Electrophilic lipids are reactive biological mediators that are generated through the action of reactive oxygen or nitrogen species on cellular lipids, mainly polyunsaturated fatty acids. Electrophilic lipids possess diverse structures and can act by multiple mechanisms, including their interaction with cellular receptors and the direct modification of proteins (protein lipoxidation). In low physiological concentrations, lipid electrophiles contribute to cell defence mechanisms, moderate concentrations display antiinflammatory and antitumoral properties. However, in pathophysiological situations associated with oxidative stress, increased levels of electrophilic lipids can contribute to the onset or the progression of diseases such as atherosclerosis or neurodegenerative diseases (Figure 1).

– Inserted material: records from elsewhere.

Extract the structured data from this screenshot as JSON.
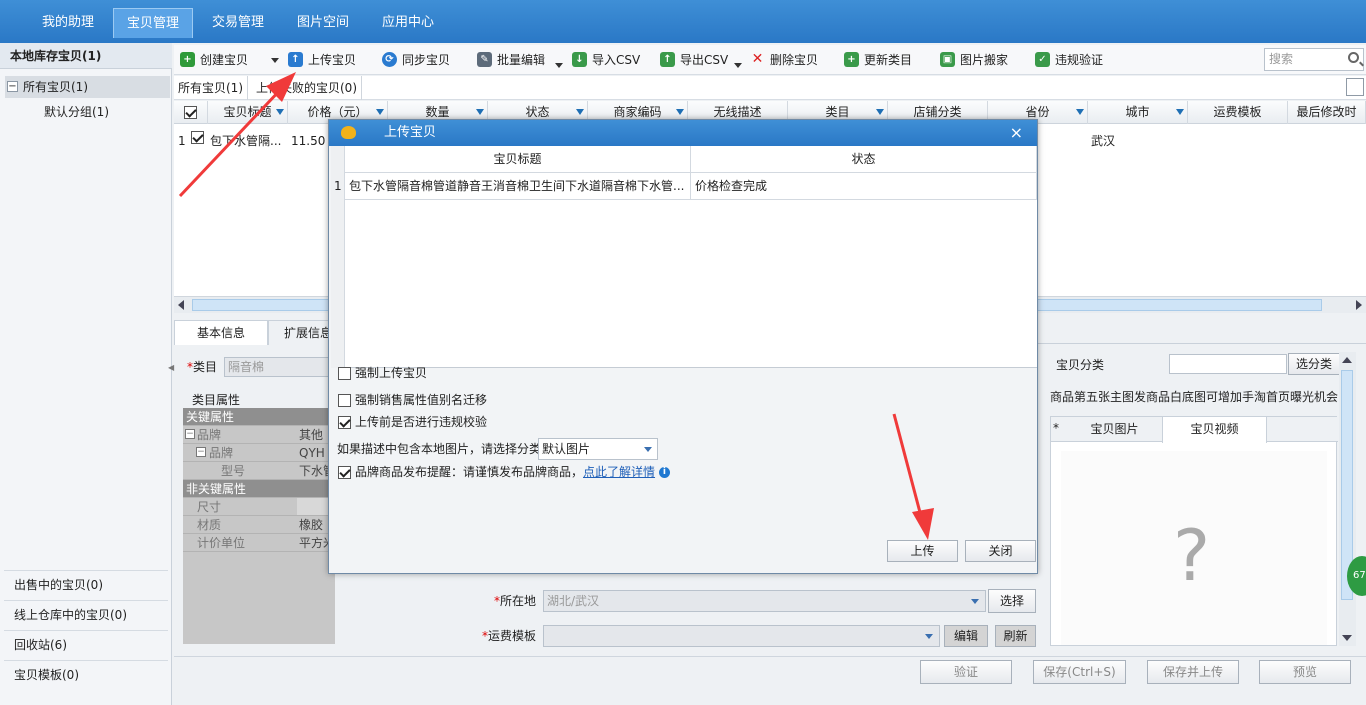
{
  "nav": {
    "tabs": [
      "我的助理",
      "宝贝管理",
      "交易管理",
      "图片空间",
      "应用中心"
    ],
    "active": 1
  },
  "left": {
    "title": "本地库存宝贝(1)",
    "all_items": "所有宝贝(1)",
    "default_group": "默认分组(1)",
    "bottom": [
      "出售中的宝贝(0)",
      "线上仓库中的宝贝(0)",
      "回收站(6)",
      "宝贝模板(0)"
    ]
  },
  "toolbar": {
    "create": "创建宝贝",
    "upload": "上传宝贝",
    "sync": "同步宝贝",
    "batch_edit": "批量编辑",
    "import_csv": "导入CSV",
    "export_csv": "导出CSV",
    "delete": "删除宝贝",
    "update_category": "更新类目",
    "picture_move": "图片搬家",
    "violation_check": "违规验证",
    "search_placeholder": "搜索"
  },
  "subtabs": [
    "所有宝贝(1)",
    "上传失败的宝贝(0)"
  ],
  "grid": {
    "columns": [
      "宝贝标题",
      "价格（元）",
      "数量",
      "状态",
      "商家编码",
      "无线描述",
      "类目",
      "店铺分类",
      "省份",
      "城市",
      "运费模板",
      "最后修改时"
    ],
    "row": {
      "index": "1",
      "title": "包下水管隔...",
      "price": "11.50",
      "city": "武汉"
    }
  },
  "detail": {
    "tabs": [
      "基本信息",
      "扩展信息"
    ],
    "category_label": "类目",
    "category_value": "隔音棉",
    "attr_group_label": "类目属性",
    "attrs": [
      {
        "label": "关键属性",
        "head": true,
        "value": ""
      },
      {
        "label": "品牌",
        "head": false,
        "value": "其他"
      },
      {
        "label": "品牌",
        "head": false,
        "value": "QYH"
      },
      {
        "label": "型号",
        "head": false,
        "value": "下水管"
      },
      {
        "label": "非关键属性",
        "head": true,
        "value": ""
      },
      {
        "label": "尺寸",
        "head": false,
        "value": ""
      },
      {
        "label": "材质",
        "head": false,
        "value": "橡胶"
      },
      {
        "label": "计价单位",
        "head": false,
        "value": "平方米"
      }
    ],
    "location_label": "所在地",
    "location_value": "湖北/武汉",
    "location_btn": "选择",
    "freight_label": "运费模板",
    "freight_value": "",
    "edit_btn": "编辑",
    "refresh_btn": "刷新",
    "item_category_label": "宝贝分类",
    "select_category_btn": "选分类",
    "promo_text": "商品第五张主图发商品白底图可增加手淘首页曝光机会",
    "media_tabs": [
      "宝贝图片",
      "宝贝视频"
    ],
    "media_star": "*",
    "unknown_image": "?",
    "badge": "67"
  },
  "bottom_buttons": [
    "验证",
    "保存(Ctrl+S)",
    "保存并上传",
    "预览"
  ],
  "modal": {
    "title": "上传宝贝",
    "close": "×",
    "columns": [
      "宝贝标题",
      "状态"
    ],
    "row": {
      "index": "1",
      "title": "包下水管隔音棉管道静音王消音棉卫生间下水道隔音棉下水管...",
      "status": "价格检查完成"
    },
    "options": [
      {
        "label": "强制上传宝贝",
        "checked": false
      },
      {
        "label": "强制销售属性值别名迁移",
        "checked": false
      },
      {
        "label": "上传前是否进行违规校验",
        "checked": true
      }
    ],
    "image_cat_label": "如果描述中包含本地图片，请选择分类",
    "image_cat_value": "默认图片",
    "brand_label": "品牌商品发布提醒：请谨慎发布品牌商品，",
    "brand_link": "点此了解详情",
    "brand_checked": true,
    "upload_btn": "上传",
    "close_btn": "关闭"
  }
}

We have developed methods for the identification of the protein targets for direct modification by lipid electrophiles through proteomic approaches, and we are carrying out the functional and structural characterization of the modified proteins (Figure 2).
Among the protein targets we have identified vimentin, the protein that forms intermediate filaments. Vimentin is modified at its only cysteine residue. The function of this residue was previously unknown. Our results indicate that it is important for cytoskeletal organization during the cell response to stress (see Figure 3 and Stamatakis et al., 2006, J. Am. Soc. Nephrol. 17, 89-98).
By using electrophilic lipids with diverse structures we have observed that, in spite of their broad reactivity, protein modification by these compounds is selective, since compounds with diverse structure induce different modification patterns, both in intact cells and in isolated proteins.
These observations open new avenues for the development of more specific molecules. Our studies may contribute to the identification of novel therapeutic targets and to the characterization of the functional consequences of protein modification by lipids.